Any hints what I might did wrong?


----------



## SirDice (Nov 19, 2013)

You're not doing anything wrong. Packages are always built using the default options. And the default PHP is lang/php5 which is 5.4.x.


----------



## icecoke (Nov 19, 2013)

SirDice said:
			
		

> You're not doing anything wrong. Packages are always built using the default options. And the default PHP is lang/php5 which is 5.4.x.



Ok, thank you so far, but why is the `pkg set -o lang/php5:lang/php55` not respected? In my understanding this should override the default PHP in this case? When I read the `pkg set` manpage there are examples showing exactly this, isn't it?


----------



## kpa (Nov 19, 2013)

It does that only for the packages that are installed at the time when you execute the `pkg set` command. Packages that are installed after that still want to pull their own dependencies. The `pkg set` does not set any preferred versions, it's only for fixing wrongly set dependencies on already installed packages.

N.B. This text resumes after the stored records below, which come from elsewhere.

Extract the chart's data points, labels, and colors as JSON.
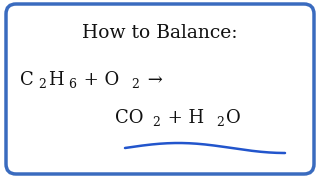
{
  "title": "How to Balance:",
  "line1_parts": [
    "C",
    "2",
    "H",
    "6",
    " + O",
    "2",
    " →"
  ],
  "line2_parts": [
    "CO",
    "2",
    " + H",
    "2",
    "O"
  ],
  "bg_color": "#ffffff",
  "border_color": "#3a6bbf",
  "text_color": "#111111",
  "title_fontsize": 13.5,
  "chem_fontsize": 13,
  "sub_fontsize": 9,
  "wave_color": "#2255cc",
  "border_linewidth": 2.5
}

Before you ask, setting such preferences do not belong in pkg(8). They belong in the ports(7) infrastructure and a hypothetical package manager application (in the vein of aptitude for Debian bases Linuses) that does not exist yet.


----------



## icecoke (Nov 20, 2013)

@kpa, thanks a lot for this view.

So, it won't be possible to stop pkg from reinstalling old dependencies with e.g. defining NO_DEPENDS as suggested in the ports(7) manpage? So, pkg should ONLY be used on a system where I don't want to decide what's going on?


----------



## SirDice (Nov 20, 2013)

Either that or set up your own repository and build your own packages. Then you can set whatever dependencies you want.


----------



## kpa (Nov 20, 2013)

NO_DEPENDS disables installation of the dependencies of a port so that's not very useful 

What is really missing is a way to configure a set of preferences like "I want PHP version 5.5 for all packages that need PHP". How to really do that, I don't know yet. The way the dependencies are set to stone at the compile time is in direct conflict with the need to change them at installation time and I don't see an easy solution to this problem.


----------



## icecoke (Nov 20, 2013)

@SirDice, this sounds like a nice option. Thanks a lot!


----------